Plato
428–348 BC · Ancient Greek
Universals are Forms: separately existing, eternal objects that give particular things their nature and make definition and science possible.
Plato's theory of Forms is the first systematic answer to the problem of universals, and it remains the most radical. When Socrates asks "what is virtue?" he seeks a single thing (virtue itself) that is shared by all virtuous actions. Plato concludes that this universal must be real: not merely a concept in the mind, not merely a word that covers many things, but an actually existing object that the particular virtuous actions approximate by "participating" in it.
The Forms are eternal, unchanging, and accessible only to reason, not to sense. Particular beautiful things are beautiful because they participate in Beauty Itself. But they are always becoming, always mingling beauty with its opposite; they are not beauty without qualification. Only the Form of Beauty is beautiful without qualification. The ascending line of the Republic (from imagination through belief through reason to pure intellect) traces the philosopher's path from particulars to universals.
The separation of universals from particulars is the contested move. Aristotle will argue that it creates an unnecessary ontological doubling: if there is already a human being, why posit Human Itself? And the "third man" regress threatens: if particular men and the Form of Man are similar, there must be a third man that they share, and so on to infinity. Plato engages this difficulty in the Parmenides but does not resolve it to everyone's satisfaction.
"The greatest and most fundamental of the sciences inquires into what is always and everywhere the same, and not what sometimes is and sometimes is not."
"The many beautiful things appear to us but they never fully are; whereas beauty itself only is."

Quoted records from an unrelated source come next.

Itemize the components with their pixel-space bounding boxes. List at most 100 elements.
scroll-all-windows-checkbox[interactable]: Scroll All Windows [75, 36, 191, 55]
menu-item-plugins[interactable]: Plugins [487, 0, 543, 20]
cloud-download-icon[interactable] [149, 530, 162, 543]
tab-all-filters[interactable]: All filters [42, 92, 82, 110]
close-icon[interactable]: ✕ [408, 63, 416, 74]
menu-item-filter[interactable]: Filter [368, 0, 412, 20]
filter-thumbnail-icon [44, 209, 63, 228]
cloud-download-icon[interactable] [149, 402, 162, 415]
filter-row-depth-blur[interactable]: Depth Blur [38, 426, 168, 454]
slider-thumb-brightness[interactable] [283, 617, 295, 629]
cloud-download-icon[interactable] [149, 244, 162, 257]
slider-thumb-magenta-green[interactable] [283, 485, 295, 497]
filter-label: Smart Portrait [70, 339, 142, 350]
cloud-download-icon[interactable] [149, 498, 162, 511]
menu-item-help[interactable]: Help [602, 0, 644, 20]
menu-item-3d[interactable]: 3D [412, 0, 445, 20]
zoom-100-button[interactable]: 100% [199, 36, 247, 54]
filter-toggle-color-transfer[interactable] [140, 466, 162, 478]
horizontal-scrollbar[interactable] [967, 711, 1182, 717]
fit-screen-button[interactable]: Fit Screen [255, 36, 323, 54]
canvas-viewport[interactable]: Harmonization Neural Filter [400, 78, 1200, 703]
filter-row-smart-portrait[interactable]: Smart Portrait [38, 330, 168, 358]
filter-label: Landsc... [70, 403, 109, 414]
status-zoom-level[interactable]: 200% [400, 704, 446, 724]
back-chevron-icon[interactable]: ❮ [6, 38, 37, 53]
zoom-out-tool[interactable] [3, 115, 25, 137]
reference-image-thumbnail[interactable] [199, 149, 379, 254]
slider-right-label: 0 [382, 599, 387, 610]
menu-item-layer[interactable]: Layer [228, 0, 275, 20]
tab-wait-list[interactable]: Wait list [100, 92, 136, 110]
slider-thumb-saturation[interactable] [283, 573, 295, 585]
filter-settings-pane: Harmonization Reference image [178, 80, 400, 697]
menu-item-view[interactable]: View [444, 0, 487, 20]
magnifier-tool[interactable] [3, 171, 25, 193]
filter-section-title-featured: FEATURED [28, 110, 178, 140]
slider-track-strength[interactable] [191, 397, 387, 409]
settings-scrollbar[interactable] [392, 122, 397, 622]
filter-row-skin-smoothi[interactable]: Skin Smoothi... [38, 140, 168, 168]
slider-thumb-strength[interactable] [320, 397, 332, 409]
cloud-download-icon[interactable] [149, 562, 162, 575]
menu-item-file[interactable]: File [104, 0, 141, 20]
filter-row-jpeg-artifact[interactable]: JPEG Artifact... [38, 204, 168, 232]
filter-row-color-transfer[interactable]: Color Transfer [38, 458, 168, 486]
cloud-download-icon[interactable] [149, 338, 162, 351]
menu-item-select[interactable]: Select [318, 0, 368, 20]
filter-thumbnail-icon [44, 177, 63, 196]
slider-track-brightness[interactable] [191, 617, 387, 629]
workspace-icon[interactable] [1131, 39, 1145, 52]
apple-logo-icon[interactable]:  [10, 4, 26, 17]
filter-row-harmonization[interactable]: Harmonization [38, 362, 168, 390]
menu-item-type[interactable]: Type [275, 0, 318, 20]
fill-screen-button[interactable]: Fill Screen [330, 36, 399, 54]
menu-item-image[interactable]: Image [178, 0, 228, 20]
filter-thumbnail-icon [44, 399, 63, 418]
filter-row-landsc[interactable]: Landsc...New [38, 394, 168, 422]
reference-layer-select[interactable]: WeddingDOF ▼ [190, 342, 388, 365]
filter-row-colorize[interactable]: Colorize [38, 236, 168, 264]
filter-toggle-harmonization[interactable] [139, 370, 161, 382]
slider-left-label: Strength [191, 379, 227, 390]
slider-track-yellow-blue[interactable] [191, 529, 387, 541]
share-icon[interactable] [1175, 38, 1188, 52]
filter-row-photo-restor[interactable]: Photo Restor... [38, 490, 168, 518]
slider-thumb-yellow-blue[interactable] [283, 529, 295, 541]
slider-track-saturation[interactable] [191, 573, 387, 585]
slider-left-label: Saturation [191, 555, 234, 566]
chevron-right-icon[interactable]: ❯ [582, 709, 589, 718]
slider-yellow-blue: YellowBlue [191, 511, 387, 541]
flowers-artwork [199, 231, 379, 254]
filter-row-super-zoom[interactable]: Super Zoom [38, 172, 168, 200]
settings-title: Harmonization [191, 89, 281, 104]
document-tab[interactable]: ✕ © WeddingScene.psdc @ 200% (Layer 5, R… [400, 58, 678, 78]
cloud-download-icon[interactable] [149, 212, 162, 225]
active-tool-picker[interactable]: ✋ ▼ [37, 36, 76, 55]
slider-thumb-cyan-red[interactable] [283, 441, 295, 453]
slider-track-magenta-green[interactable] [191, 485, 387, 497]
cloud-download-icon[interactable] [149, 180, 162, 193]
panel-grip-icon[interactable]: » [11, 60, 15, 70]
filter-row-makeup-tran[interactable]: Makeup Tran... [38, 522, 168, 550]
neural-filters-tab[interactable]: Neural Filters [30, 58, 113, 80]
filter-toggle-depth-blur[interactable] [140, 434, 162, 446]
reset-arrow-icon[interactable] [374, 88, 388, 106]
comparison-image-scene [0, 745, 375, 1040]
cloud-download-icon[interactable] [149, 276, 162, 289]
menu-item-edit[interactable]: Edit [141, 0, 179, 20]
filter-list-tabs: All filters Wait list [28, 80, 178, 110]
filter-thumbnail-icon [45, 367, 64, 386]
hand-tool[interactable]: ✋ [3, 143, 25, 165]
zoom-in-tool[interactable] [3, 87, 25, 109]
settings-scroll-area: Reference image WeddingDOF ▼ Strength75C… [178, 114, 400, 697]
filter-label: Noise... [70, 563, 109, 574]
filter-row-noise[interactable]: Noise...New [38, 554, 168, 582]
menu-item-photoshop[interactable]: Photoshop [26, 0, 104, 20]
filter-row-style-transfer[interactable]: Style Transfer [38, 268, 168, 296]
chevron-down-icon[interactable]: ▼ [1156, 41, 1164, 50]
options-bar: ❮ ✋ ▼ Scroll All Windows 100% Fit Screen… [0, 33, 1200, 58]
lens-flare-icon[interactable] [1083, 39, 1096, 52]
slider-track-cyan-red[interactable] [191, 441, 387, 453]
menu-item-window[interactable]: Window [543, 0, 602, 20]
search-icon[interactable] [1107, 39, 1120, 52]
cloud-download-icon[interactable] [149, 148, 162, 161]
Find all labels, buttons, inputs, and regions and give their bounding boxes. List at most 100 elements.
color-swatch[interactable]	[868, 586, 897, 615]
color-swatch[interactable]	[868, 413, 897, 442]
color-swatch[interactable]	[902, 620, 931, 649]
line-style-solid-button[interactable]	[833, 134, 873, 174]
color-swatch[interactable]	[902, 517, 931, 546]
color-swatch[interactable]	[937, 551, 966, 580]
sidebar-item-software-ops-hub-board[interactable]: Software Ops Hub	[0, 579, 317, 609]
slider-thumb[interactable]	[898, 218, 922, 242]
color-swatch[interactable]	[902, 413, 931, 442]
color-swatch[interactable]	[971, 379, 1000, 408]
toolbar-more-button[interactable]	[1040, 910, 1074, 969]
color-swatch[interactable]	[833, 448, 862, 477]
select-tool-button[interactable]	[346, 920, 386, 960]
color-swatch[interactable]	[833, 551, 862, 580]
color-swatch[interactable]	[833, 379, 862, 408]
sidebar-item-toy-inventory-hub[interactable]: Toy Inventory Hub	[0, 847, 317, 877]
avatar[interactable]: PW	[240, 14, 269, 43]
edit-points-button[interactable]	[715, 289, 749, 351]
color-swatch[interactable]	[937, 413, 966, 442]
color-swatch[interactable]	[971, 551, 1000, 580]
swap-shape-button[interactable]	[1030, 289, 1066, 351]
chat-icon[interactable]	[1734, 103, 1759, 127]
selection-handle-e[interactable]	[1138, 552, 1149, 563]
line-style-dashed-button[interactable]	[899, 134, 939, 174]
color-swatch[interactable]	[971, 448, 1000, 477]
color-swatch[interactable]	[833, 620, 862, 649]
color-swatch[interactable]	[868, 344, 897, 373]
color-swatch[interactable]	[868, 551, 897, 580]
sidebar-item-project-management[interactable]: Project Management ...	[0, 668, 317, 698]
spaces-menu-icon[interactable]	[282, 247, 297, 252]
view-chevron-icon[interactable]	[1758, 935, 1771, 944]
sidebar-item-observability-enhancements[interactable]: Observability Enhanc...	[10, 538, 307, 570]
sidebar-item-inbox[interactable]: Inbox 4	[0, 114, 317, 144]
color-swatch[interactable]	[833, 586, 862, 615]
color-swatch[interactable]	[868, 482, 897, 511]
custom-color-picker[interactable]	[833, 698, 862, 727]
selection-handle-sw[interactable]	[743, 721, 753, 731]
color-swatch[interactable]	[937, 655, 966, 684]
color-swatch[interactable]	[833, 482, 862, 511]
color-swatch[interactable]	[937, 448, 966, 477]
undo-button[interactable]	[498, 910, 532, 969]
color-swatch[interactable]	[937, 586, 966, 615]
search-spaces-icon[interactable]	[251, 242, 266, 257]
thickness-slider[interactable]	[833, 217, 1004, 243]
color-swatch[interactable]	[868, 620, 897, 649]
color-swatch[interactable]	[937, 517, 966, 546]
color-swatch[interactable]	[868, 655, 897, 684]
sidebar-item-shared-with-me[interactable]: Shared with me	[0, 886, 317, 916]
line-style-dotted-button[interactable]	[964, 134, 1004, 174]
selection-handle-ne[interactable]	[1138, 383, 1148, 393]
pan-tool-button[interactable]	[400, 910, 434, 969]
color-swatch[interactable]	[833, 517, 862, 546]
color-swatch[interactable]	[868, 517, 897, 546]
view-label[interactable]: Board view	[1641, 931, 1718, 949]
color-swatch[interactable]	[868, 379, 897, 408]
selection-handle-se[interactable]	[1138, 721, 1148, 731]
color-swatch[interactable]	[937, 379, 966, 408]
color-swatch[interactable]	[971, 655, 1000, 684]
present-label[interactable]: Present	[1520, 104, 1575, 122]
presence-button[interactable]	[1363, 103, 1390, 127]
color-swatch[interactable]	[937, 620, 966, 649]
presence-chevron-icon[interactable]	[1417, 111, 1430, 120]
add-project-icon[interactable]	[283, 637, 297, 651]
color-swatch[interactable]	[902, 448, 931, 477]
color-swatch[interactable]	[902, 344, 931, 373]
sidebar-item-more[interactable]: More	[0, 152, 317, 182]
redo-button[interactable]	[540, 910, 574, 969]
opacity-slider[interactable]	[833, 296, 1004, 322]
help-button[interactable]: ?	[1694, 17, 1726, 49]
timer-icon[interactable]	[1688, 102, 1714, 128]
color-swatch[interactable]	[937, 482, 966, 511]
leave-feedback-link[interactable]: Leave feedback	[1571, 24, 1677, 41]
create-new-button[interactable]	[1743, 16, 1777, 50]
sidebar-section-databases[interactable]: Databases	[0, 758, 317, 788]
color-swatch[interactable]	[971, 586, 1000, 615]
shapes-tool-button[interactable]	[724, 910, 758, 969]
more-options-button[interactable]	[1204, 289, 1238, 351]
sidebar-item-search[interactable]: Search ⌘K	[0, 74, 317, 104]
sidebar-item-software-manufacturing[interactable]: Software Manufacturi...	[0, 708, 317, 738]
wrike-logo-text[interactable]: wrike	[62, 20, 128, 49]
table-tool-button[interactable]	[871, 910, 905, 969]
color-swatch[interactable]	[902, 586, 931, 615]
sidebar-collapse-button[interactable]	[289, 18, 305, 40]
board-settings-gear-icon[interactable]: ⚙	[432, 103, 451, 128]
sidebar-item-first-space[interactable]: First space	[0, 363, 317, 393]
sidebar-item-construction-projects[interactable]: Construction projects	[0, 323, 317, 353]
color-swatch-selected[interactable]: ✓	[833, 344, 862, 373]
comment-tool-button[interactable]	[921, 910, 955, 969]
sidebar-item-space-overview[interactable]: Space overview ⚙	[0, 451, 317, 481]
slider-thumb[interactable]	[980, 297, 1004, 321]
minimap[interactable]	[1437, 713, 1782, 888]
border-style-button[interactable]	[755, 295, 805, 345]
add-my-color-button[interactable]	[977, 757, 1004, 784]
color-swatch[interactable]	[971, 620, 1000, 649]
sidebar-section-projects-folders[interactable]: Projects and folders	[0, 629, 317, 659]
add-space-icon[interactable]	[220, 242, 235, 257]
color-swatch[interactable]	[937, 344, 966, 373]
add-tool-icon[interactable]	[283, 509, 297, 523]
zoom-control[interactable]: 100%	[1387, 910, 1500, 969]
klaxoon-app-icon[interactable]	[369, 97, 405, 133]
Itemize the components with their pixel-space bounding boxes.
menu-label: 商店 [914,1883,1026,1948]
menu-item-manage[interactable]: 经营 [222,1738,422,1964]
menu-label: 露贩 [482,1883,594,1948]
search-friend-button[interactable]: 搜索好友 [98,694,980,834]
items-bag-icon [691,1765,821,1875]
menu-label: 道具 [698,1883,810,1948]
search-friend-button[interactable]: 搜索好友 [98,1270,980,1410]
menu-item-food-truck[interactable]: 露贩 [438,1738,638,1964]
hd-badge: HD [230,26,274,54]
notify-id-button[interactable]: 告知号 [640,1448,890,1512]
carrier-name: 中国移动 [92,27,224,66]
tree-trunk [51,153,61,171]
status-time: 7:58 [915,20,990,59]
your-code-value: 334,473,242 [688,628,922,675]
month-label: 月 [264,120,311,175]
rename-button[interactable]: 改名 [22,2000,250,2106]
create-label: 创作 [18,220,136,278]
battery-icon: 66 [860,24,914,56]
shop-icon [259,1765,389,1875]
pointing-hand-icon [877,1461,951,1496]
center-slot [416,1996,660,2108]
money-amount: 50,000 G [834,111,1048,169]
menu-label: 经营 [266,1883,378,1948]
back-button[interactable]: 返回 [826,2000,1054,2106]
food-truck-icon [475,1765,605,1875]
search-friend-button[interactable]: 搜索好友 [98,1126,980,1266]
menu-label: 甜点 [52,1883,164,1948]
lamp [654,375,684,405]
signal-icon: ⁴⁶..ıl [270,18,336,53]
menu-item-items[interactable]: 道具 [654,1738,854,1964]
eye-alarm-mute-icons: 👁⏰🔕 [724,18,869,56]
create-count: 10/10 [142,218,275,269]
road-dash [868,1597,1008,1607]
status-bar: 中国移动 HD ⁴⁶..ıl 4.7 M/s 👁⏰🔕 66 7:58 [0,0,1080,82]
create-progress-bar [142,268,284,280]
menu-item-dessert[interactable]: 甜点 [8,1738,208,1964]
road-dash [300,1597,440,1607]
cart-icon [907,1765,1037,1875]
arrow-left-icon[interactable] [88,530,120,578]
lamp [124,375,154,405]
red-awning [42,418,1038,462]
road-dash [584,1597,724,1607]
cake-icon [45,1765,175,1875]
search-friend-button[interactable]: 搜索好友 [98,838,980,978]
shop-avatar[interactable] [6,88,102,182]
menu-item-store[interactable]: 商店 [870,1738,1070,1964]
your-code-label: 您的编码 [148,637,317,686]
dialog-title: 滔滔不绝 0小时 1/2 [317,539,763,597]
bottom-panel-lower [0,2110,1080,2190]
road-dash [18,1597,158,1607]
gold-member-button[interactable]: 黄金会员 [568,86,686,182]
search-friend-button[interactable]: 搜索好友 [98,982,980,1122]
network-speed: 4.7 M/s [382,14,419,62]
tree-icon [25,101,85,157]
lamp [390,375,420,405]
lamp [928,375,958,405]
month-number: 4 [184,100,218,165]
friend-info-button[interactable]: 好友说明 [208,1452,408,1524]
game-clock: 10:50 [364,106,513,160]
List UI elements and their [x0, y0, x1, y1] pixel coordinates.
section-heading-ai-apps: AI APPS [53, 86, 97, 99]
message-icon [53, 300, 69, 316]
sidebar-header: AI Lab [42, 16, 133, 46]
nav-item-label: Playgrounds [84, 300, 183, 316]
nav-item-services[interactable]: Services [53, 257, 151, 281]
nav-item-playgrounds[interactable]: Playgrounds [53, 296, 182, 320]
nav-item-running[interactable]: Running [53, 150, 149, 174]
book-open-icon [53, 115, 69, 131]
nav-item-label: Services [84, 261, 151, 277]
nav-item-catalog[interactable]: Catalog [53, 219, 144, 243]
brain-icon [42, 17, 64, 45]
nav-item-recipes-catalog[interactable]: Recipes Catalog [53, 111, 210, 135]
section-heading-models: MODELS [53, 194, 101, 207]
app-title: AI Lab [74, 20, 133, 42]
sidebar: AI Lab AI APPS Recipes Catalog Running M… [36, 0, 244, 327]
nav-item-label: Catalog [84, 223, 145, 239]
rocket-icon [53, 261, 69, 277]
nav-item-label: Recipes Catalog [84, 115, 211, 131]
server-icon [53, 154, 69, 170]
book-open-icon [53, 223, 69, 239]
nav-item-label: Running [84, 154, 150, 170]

Plato establishes the extreme realist position (universals exist separately and are more real than particulars) that sets the terms for all subsequent debate. Aristotle will argue that separate Forms solve nothing and generate a regress; Aquinas will try to save the insight by locating the Forms in the divine mind rather than a separate realm; and the nominalists will eventually ask whether any of this machinery is needed at all.